In the last few months we’ve heard of major celebrities once seemingly happy then took a sharp turn into splitsville. Lady Gaga and Taylor Kinney after 5 years and an engagement. Our favorite guy from the creek, Joshua Jackson and Diane Kruger have opted out after 10 years together. Now Drew Barrymore has filed for divorce from husband Will Kopelman- even Mary J. Blige! What’s in the water? There are many reasons why long term relationships and marriages don’t last, so how do you make it last? Here are some suggestions to ensure you and your partner make it through those tough times and come out stronger than ever!
- Respect
It goes a long way and is not one-sided. Respect is the foundation of any relationship, be it family, friends or a marriage. If there is a lack of respect, one person or both will start to shut down. Respect or lack of it is reflected in actions and speech. Condescending remarks, silent treatment, withholding “the cookie”, invalidating feelings are all areas you want to avoid if you expect to be respected in return. Be sure to keep your ego in check and remember that it’s not just about you, the world revolving around planet you stopped spinning the moment you chose to marry someone. They matter too, compromise is important.
- Communication
This is one of the leading causes of failed relationships and marriages. Either is a miscommunication or a lack of it. Don’t hold back your feelings of happiness, disappointment or concern to your partner- you are essentially shutting them out. Likewise, if your partner is sharing these feelings with you- listen! If you feel like they invalidate your feelings or don’t consider what you think then tell them- in a tactful way. Here is what I do…if I need to get a point across I think about what it would take to convince me or help me understand if someone else was coming to me with the issue. What would someone have to say to you for you listen? Side note: Ladies, calling your man out in public or among a group of friends is not only a huge violation of #1 (see above) but will emasculate your man- reverse the roles, how would you feel? I thought so.
- Don’t Stop Dating
Yes life gets hectic, we are preoccupied with lesser but seemingly important things like making money and people pleasing. However, your partner should be your most important priority.

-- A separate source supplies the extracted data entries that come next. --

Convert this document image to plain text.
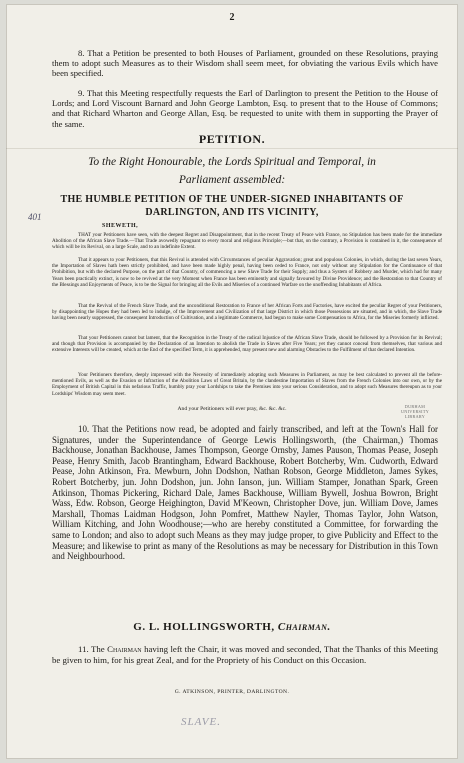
2
8. That a Petition be presented to both Houses of Parliament, grounded on these Resolutions, praying them to adopt such Measures as to their Wisdom shall seem meet, for obviating the various Evils which have been specified.
9. That this Meeting respectfully requests the Earl of Darlington to present the Petition to the House of Lords; and Lord Viscount Barnard and John George Lambton, Esq. to present that to the House of Commons; and that Richard Wharton and George Allan, Esq. be requested to unite with them in supporting the Prayer of the same.
PETITION.
To the Right Honourable, the Lords Spiritual and Temporal, in
Parliament assembled:
THE HUMBLE PETITION OF THE UNDER-SIGNED INHABITANTS OF
DARLINGTON, AND ITS VICINITY,
401
SHEWETH,
THAT your Petitioners have seen, with the deepest Regret and Disappointment, that in the recent Treaty of Peace with France, no Stipulation has been made for the immediate Abolition of the African Slave Trade.—That Trade avowedly repugnant to every moral and religious Principle;—but that, on the contrary, a Provision is contained in it, the consequence of which will be its Revival, on a large Scale, and to an indefinite Extent.
That it appears to your Petitioners, that this Revival is attended with Circumstances of peculiar Aggravation; great and populous Colonies, in which, during the last seven Years, the Importation of Slaves hath been strictly prohibited, and have been made highly penal, having been ceded to France, not only without any Stipulation for the Continuance of that Prohibition, but with the declared Purpose, on the part of that Country, of commencing a new Slave Trade for their Supply; and thus a System of Robbery and Murder, which had for many Years been practically extinct, is now to be revived at the very Moment when France has been eminently and signally favoured by Divine Providence; and the Restoration to that Country of the Blessings and Enjoyments of Peace, is to be the Signal for bringing all the Evils and Miseries of a continued Warfare on the unoffending Inhabitants of Africa.
That the Revival of the French Slave Trade, and the unconditional Restoration to France of her African Forts and Factories, have excited the peculiar Regret of your Petitioners, by disappointing the Hopes they had been led to indulge, of the Improvement and Civilization of that large District in which those Possessions are situated, and in which, the Slave Trade having been nearly suppressed, the consequent Introduction of Cultivation, and a legitimate Commerce, had begun to make some Compensation to Africa, for the Miseries formerly inflicted.
That your Petitioners cannot but lament, that the Recognition in the Treaty of the radical Injustice of the African Slave Trade, should be followed by a Provision for its Revival; and though that Provision is accompanied by the Declaration of an Intention to abolish the Trade in Slaves after Five Years; yet they cannot conceal from themselves, that various and extensive Interests will be created, which at the End of the specified Term, it is apprehended, may present new and alarming Obstacles to the Fulfilment of that declared Intention.
Your Petitioners therefore, deeply impressed with the Necessity of immediately adopting such Measures in Parliament, as may be best calculated to prevent all the before-mentioned Evils, as well as the Evasion or Infraction of the Abolition Laws of Great Britain, by the clandestine Importation of Slaves from the French Colonies into our own, or by the Employment of British Capital in this nefarious Traffic, humbly pray your Lordships to take the Premises into your serious Consideration, and to adopt such Measures thereupon as to your Lordships' Wisdom may seem meet.
And your Petitioners will ever pray, &c. &c. &c.	DURHAM
UNIVERSITY
LIBRARY
10. That the Petitions now read, be adopted and fairly transcribed, and left at the Town's Hall for Signatures, under the Superintendance of George Lewis Hollingsworth, (the Chairman,) Thomas Backhouse, Jonathan Backhouse, James Thompson, George Ornsby, James Pauson, Thomas Pease, Joseph Pease, Henry Smith, Jacob Brantingham, Edward Backhouse, Robert Botcherby, Wm. Cudworth, Edward Pease, John Atkinson, Fra. Mewburn, John Dodshon, Nathan Robson, George Middleton, James Sykes, Robert Botcherby, jun. John Dodshon, jun. John Ianson, jun. William Stamper, Jonathan Spark, Green Atkinson, Thomas Pickering, Richard Dale, James Backhouse, William Bywell, Joshua Bowron, Bright Wass, Edw. Robson, George Heighington, David M'Keown, Christopher Dove, jun. William Dove, James Marshall, Thomas Laidman Hodgson, John Pomfret, Matthew Nayler, Thomas Taylor, John Watson, William Kitching, and John Woodhouse;—who are hereby constituted a Committee, for forwarding the same to London; and also to adopt such Means as they may judge proper, to give Publicity and Effect to the Measure; and likewise to print as many of the Resolutions as may be necessary for Distribution in this Town and Neighbourhood.
G. L. HOLLINGSWORTH, Chairman.
11. The Chairman having left the Chair, it was moved and seconded, That the Thanks of this Meeting be given to him, for his great Zeal, and for the Propriety of his Conduct on this Occasion.
G. ATKINSON, PRINTER, DARLINGTON.
SLAVE.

You may think this is unrealistic but think of it this way… who is going to be there when you lose your job? If you don’t invest in your relationship and take time to laugh and spend some quality time together you will end up being nothing more than two roommates who live together. Husbands and boyfriends: plan surprises, go see a movie, make dinner reservations, dance, snuggle and read- anything! Women don’t want to be the creative, spontaneous ones all the time!
- Focus on the positive
If you can’t get over the songs he sings off key in the shower or that her coffee mugs are literally everywhere- you aren’t going to enjoy much of one another. These are small insignificant things that aren’t worth dwelling on. Consider the fact that no one makes a latte better than her or that you never have to worry about him not fixing something that malfunctioned. It’s the little things you do for one another, like having his drink ready when he comes home or doing the dishes because she made a great dinner. These are the important things and the more you focus on them the more your bond will grow and strengthen.
Marriage isn’t all rainbows and butterflies, it takes work daily. Working on yourself and working together is the only way to ensure that you both grow together. Those vows “through better or worse” are real, so if and when worse comes, if you’ve used these tools you can both rest assured that hard work will pay off.